Mais le plus passionnant reste encore la manière dont la cinéaste se sert du réel (on découvre au générique final que les acteurs sont non-professionnels et interprètent leurs propres rôles) pour repenser le western de façon authentique, le saisir avec une volonté nouvelle de cinéma vérité, quasi documentaire. Elle pousse ainsi encore plus loin la démarche d’une Kelly Reichardt dans Certain Women, qui retravaillait également le rapport des protagonistes à l’espace pour faire émerger une certaine véracité, une charge émotionnelle (mais sans pathos, sans insistance), enfouie derrière les mythes et les apparences. Et si Reichardt s’intéressait surtout à des figures féminines, Zhao fouille quant à elle les contradictions d’hommes écartelés entre la réalité de leurs émotions et de leurs failles, et les exigences et attentes du monde extérieur : comment trouver un sens à sa vie quand on a l’impression d’avoir perdu son identité ? Le véritable échec des hommes est-il d’abandonner leurs rêves ou de laisser ceux-ci les définir ?

The Rider est enfin et avant tout un film sur la guérison. Celle de l’âme (se reconstruire après le drame) mais aussi celle du corps. L’approche de Zhao est intéressante et rappelle celle d’Aronofsky dans The Wrestler, autre récit sur un mordu de sport extrême (le catch) incapable de décrocher malgré la menace d’en mourir. Les deux films partagent une obsession similaire pour la souffrance physique du personnage, totalement conditionné par les regards et la pression extérieurs – mais aussi une même interrogation : à qui appartient le corps qui forge les mythes ? Tatoués, souffrants, balafrés, ces corps détruits ne semblent plus avoir de place véritable dans l’univers. Comme le dit Brady à sa sœur autiste, on abat les animaux blessés pour moins que cela.
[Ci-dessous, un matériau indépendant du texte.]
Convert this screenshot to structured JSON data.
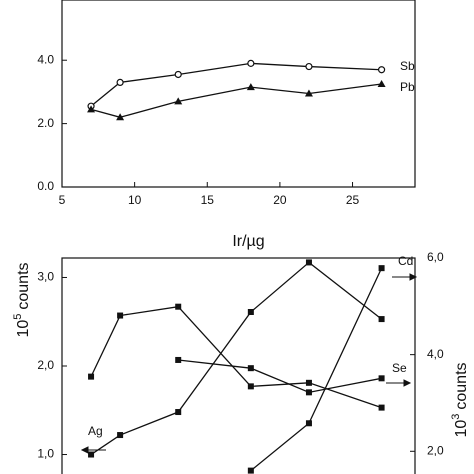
{
  "chart_data": [
    {
      "type": "line",
      "xlabel": "Ir/µg",
      "xlim": [
        5,
        29.3
      ],
      "xticks": [
        5,
        10,
        15,
        20,
        25
      ],
      "ylim": [
        0,
        5.9
      ],
      "yticks": [
        {
          "value": 0,
          "label": "0.0"
        },
        {
          "value": 2,
          "label": "2.0"
        },
        {
          "value": 4,
          "label": "4.0"
        }
      ],
      "x": [
        7,
        9,
        13,
        18,
        22,
        27
      ],
      "series": [
        {
          "name": "Sb",
          "color": "#111111",
          "marker": "circle-open",
          "values": [
            2.55,
            3.3,
            3.55,
            3.9,
            3.8,
            3.7
          ]
        },
        {
          "name": "Pb",
          "color": "#111111",
          "marker": "triangle",
          "values": [
            2.45,
            2.2,
            2.7,
            3.15,
            2.95,
            3.25
          ]
        }
      ]
    },
    {
      "type": "line",
      "ylabel_base": "10",
      "ylabel_exp": "5",
      "ylabel": "counts",
      "y2label_base": "10",
      "y2label_exp": "3",
      "y2label": "counts",
      "xlim": [
        5,
        29.3
      ],
      "ylim": [
        0.78,
        3.22
      ],
      "yticks": [
        {
          "value": 1,
          "label": "1,0"
        },
        {
          "value": 2,
          "label": "2,0"
        },
        {
          "value": 3,
          "label": "3,0"
        }
      ],
      "y2lim": [
        1.53,
        6.0
      ],
      "y2ticks": [
        {
          "value": 2,
          "label": "2,0"
        },
        {
          "value": 4,
          "label": "4,0"
        },
        {
          "value": 6,
          "label": "6,0"
        }
      ],
      "x": [
        7,
        9,
        13,
        18,
        22,
        27
      ],
      "series": [
        {
          "name": "Ag",
          "color": "#111111",
          "marker": "square",
          "values": [
            1.0,
            1.22,
            1.48,
            2.61,
            3.17,
            2.53
          ]
        },
        {
          "color": "#111111",
          "marker": "square",
          "values": [
            1.88,
            2.57,
            2.67,
            1.77,
            1.81,
            1.53
          ]
        },
        {
          "name": "Se",
          "color": "#111111",
          "marker": "square",
          "axis": "y2",
          "values": [
            null,
            null,
            3.89,
            3.72,
            3.22,
            3.51
          ]
        },
        {
          "name": "Cd",
          "color": "#111111",
          "marker": "square",
          "axis": "y2",
          "values": [
            null,
            null,
            null,
            1.6,
            2.58,
            5.79
          ]
        }
      ]
    }
  ]
}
Alors que le catcheur décide de foncer droit dans le mur, le champion de rodéo, lui, choisit de faire demi-tour pour rejoindre les siens. Par ce geste final, beau pied de nez au dénouement (plus machiste) que l’on s’attendait à voir, Zhao permet au personnage de reprendre le contrôle de sa vie et d’affirmer qu’il est bien davantage qu’une icône, qu’un personnage public juste bon à signer des autographes et être pris en photo. La dernière fois que l’on a vu une réinvention de la figure du cowboy aussi sensible au cinéma, c’était il y a déjà 13 ans, dans Brokeback Mountain d’Ang Lee, film qui possédait une même puissance politique. En 2005, la romance homosexuelle des deux cowboys déboulait dans l’Amérique conservatrice de Bush. Que The Rider veuille se débarrasser de tous les apparats d’une masculinité toxique à l’époque de Trump ne tient peut-être pas que du hasard.